I upgraded XCode, tried re-installing the command line tools with various invocations of `sudo rm -rf /Library/Developer/CommandLineTools ; xcode-select --install` etc but still get the above message

(thanks in advance, in case you see this and reply)

edit: I see from https://github.com/apple/ml-stable-diffusion/issues/7 that somebody upgraded to macos 13.0.1 and that fixed the issue for them. I've put off upgrading to Ventura so far and don't want to upgrade just to mess around with stable diffusion on m1, if it can be avoided.

I'm past the edit window, but: I'm a dope, I didn't see the quite clear "macos 13 or newer" requirement.
Where did you get those instructions from? Is creating a virtual environment necessary if I'm fine with it running on my real system?

I assume the environment part is what the "conda" commands on the GitHub repo readme are doing, but finding "conda" to install seems to be its own process. It's not on MacPorts, pip seems to only install a Python package instead of an executable, and getting a package from some other site feels sketchy.

What is it with ML and Python, anyway? Why is this amazing new technology being shrouded in an ecosystem and language which… well, I guess if I can't say anything nice…

Conda's actually a pretty well respected python distribution package manager from Anaconda.com (see e.g. https://en.wikipedia.org/wiki/Anaconda_(Python_distribution)). Anaconda has a lot of the standard scientific python computing packages in addition to a virtual environment and package manager or you could use Miniconda version for just the conda package manager + virtualenv.
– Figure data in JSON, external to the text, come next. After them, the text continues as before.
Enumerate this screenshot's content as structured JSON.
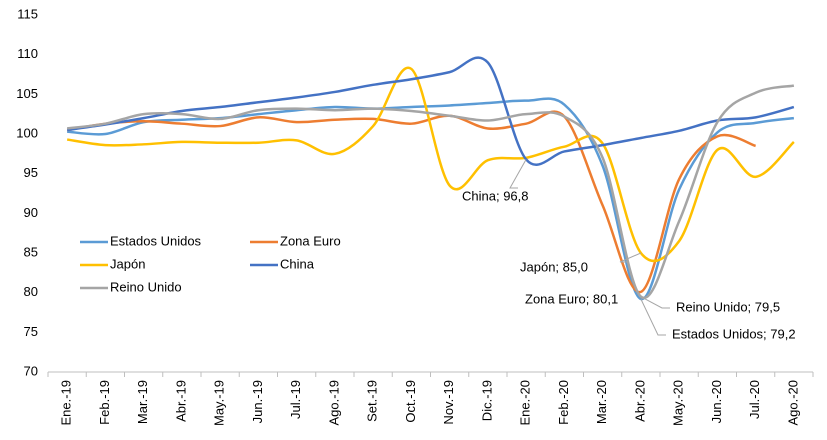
{
  "chart_data": {
    "type": "line",
    "categories": [
      "Ene.-19",
      "Feb.-19",
      "Mar.-19",
      "Abr.-19",
      "May.-19",
      "Jun.-19",
      "Jul.-19",
      "Ago.-19",
      "Set.-19",
      "Oct.-19",
      "Nov.-19",
      "Dic.-19",
      "Ene.-20",
      "Feb.-20",
      "Mar.-20",
      "Abr.-20",
      "May.-20",
      "Jun.-20",
      "Jul.-20",
      "Ago.-20"
    ],
    "ylim": [
      70,
      115
    ],
    "yticks": [
      70,
      75,
      80,
      85,
      90,
      95,
      100,
      105,
      110,
      115
    ],
    "grid": false,
    "series": [
      {
        "name": "Estados Unidos",
        "color": "#5b9bd5",
        "values": [
          100.3,
          100.0,
          101.5,
          101.8,
          102.0,
          102.5,
          103.0,
          103.4,
          103.2,
          103.4,
          103.6,
          103.9,
          104.2,
          103.7,
          96.0,
          79.2,
          93.0,
          100.2,
          101.4,
          102.0
        ],
        "value_labels": [
          null,
          null,
          null,
          null,
          null,
          null,
          null,
          null,
          null,
          null,
          null,
          null,
          null,
          null,
          null,
          "Estados Unidos; 79,2",
          null,
          null,
          null,
          null
        ]
      },
      {
        "name": "Zona Euro",
        "color": "#ed7d31",
        "values": [
          100.5,
          101.3,
          101.6,
          101.3,
          101.0,
          102.1,
          101.5,
          101.8,
          101.9,
          101.3,
          102.3,
          100.7,
          101.3,
          102.2,
          91.0,
          80.1,
          94.3,
          99.7,
          98.5,
          null
        ],
        "value_labels": [
          null,
          null,
          null,
          null,
          null,
          null,
          null,
          null,
          null,
          null,
          null,
          null,
          null,
          null,
          null,
          "Zona Euro; 80,1",
          null,
          null,
          null,
          null
        ]
      },
      {
        "name": "Japón",
        "color": "#ffc000",
        "values": [
          99.3,
          98.6,
          98.7,
          99.0,
          98.9,
          98.9,
          99.2,
          97.5,
          101.0,
          108.2,
          93.5,
          96.7,
          97.0,
          98.4,
          98.8,
          85.0,
          86.5,
          98.0,
          94.6,
          99.0
        ],
        "value_labels": [
          null,
          null,
          null,
          null,
          null,
          null,
          null,
          null,
          null,
          null,
          null,
          null,
          null,
          null,
          null,
          "Japón; 85,0",
          null,
          null,
          null,
          null
        ]
      },
      {
        "name": "China",
        "color": "#4472c4",
        "values": [
          100.5,
          101.2,
          102.0,
          102.9,
          103.4,
          104.0,
          104.6,
          105.3,
          106.2,
          106.9,
          107.8,
          109.0,
          96.8,
          97.8,
          98.6,
          99.5,
          100.4,
          101.7,
          102.1,
          103.4
        ],
        "value_labels": [
          null,
          null,
          null,
          null,
          null,
          null,
          null,
          null,
          null,
          null,
          null,
          null,
          "China; 96,8",
          null,
          null,
          null,
          null,
          null,
          null,
          null
        ]
      },
      {
        "name": "Reino Unido",
        "color": "#a5a5a5",
        "values": [
          100.7,
          101.3,
          102.5,
          102.5,
          101.9,
          103.0,
          103.2,
          103.0,
          103.2,
          102.9,
          102.3,
          101.7,
          102.5,
          102.2,
          97.0,
          79.5,
          89.0,
          101.5,
          105.2,
          106.1
        ],
        "value_labels": [
          null,
          null,
          null,
          null,
          null,
          null,
          null,
          null,
          null,
          null,
          null,
          null,
          null,
          null,
          null,
          "Reino Unido; 79,5",
          null,
          null,
          null,
          null
        ]
      }
    ]
  }
}
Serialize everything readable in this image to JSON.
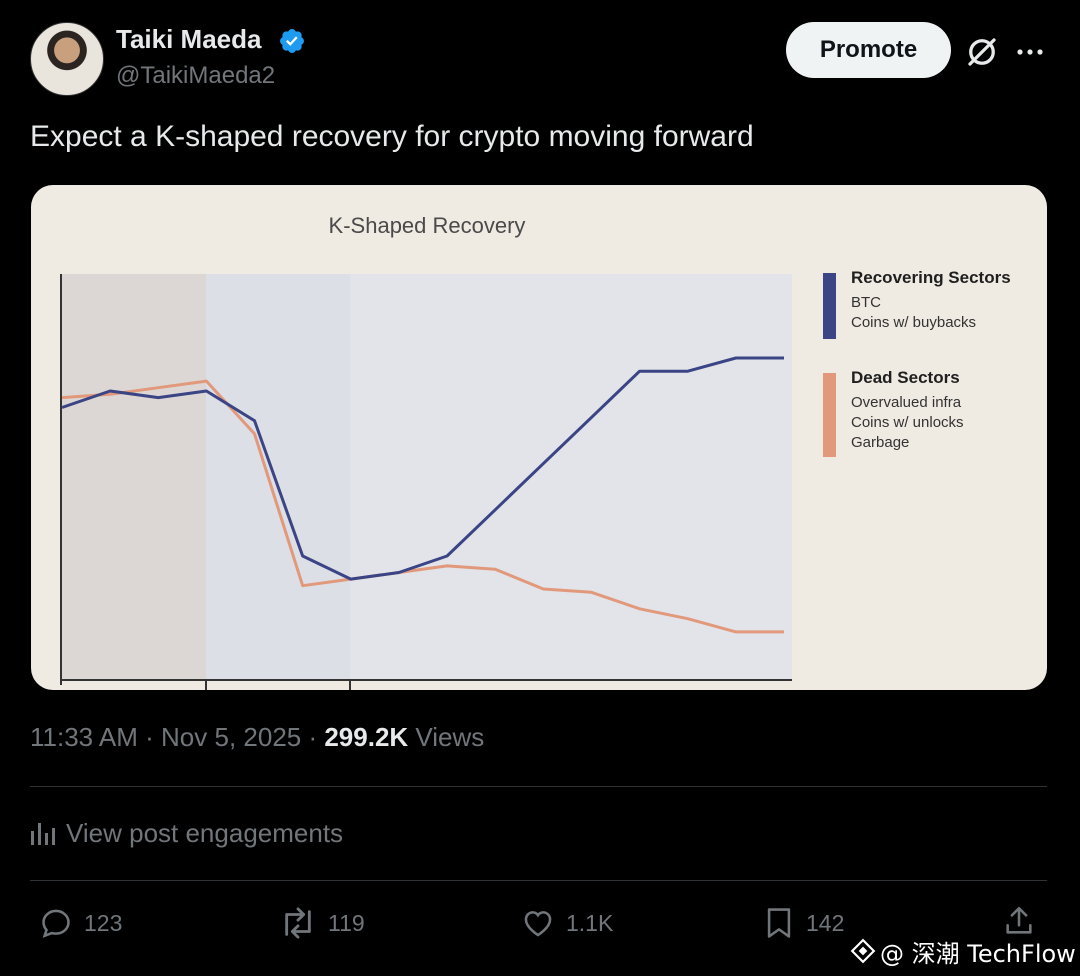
{
  "author": {
    "name": "Taiki Maeda",
    "handle": "@TaikiMaeda2"
  },
  "header": {
    "promote_label": "Promote",
    "icons": [
      "verified-badge-icon",
      "grok-icon",
      "more-icon"
    ]
  },
  "tweet": {
    "text": "Expect a K-shaped recovery for crypto moving forward"
  },
  "meta": {
    "time_date": "11:33 AM · Nov 5, 2025 · ",
    "views_count": "299.2K",
    "views_label": " Views"
  },
  "engagements": {
    "label": "View post engagements"
  },
  "actions": {
    "replies": "123",
    "reposts": "119",
    "likes": "1.1K",
    "bookmarks": "142"
  },
  "watermark": {
    "text": "@ 深潮 TechFlow"
  },
  "colors": {
    "accent_blue": "#1d9bf0",
    "recovering_line": "#3b4485",
    "dead_line": "#e2997b",
    "chart_bg": "#efeae2"
  },
  "chart_data": {
    "type": "line",
    "title": "K-Shaped Recovery",
    "xlabel": "",
    "ylabel": "",
    "x": [
      0,
      1,
      2,
      3,
      4,
      5,
      6,
      7,
      8,
      9,
      10,
      11,
      12,
      13,
      14,
      15
    ],
    "ylim": [
      0,
      100
    ],
    "grid": false,
    "legend_position": "right",
    "series": [
      {
        "name": "Recovering Sectors",
        "legend_items": [
          "BTC",
          "Coins w/ buybacks"
        ],
        "color": "#3b4485",
        "values": [
          75,
          80,
          78,
          80,
          71,
          30,
          23,
          25,
          30,
          44,
          58,
          72,
          86,
          86,
          90,
          90
        ]
      },
      {
        "name": "Dead Sectors",
        "legend_items": [
          "Overvalued infra",
          "Coins w/ unlocks",
          "Garbage"
        ],
        "color": "#e2997b",
        "values": [
          78,
          79,
          81,
          83,
          67,
          21,
          23,
          25,
          27,
          26,
          20,
          19,
          14,
          11,
          7,
          7
        ]
      }
    ]
  }
}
I think whether you need a virtualenv depends on your system python version and compatibility of any of the dependencies, but it's also pretty nice to be able to spin up or blow away envs without bloating your main python directory or worrying that you're overwriting dependencies for a different project.

> finding conda to install seems to be its own process

    brew install miniconda
brew comes from:

    /bin/bash -c "$(curl -fsSL https://raw.githubusercontent.com/Homebrew/install/HEAD/install.sh)"
Don't take my word for it, visit https://brew.sh.
I’m still stubbornly using MacPorts. If it ain’t broke…

But given that the entire world of technical documentation assumes all technically-inclined people using Macs are using Homebrew, I’ll probably have to give up and switch over at some point. But not yet.

They are basically conventions for Python but the actual instructions I just found are unexpanded in the README on the GitHub repo. You have to run one of the commands which downloads the model and converts it for you to Core ML. If you've never used Hugging Face, you'll need to create an account to get a token and then use their CLI to login with the token to be able to download the model. Then you can run prompts from CLI with the commands they give.
+1
Where are you seeing the installation process?
I could be wrong but I think part of the issue is this needs some large files for the trained dataset?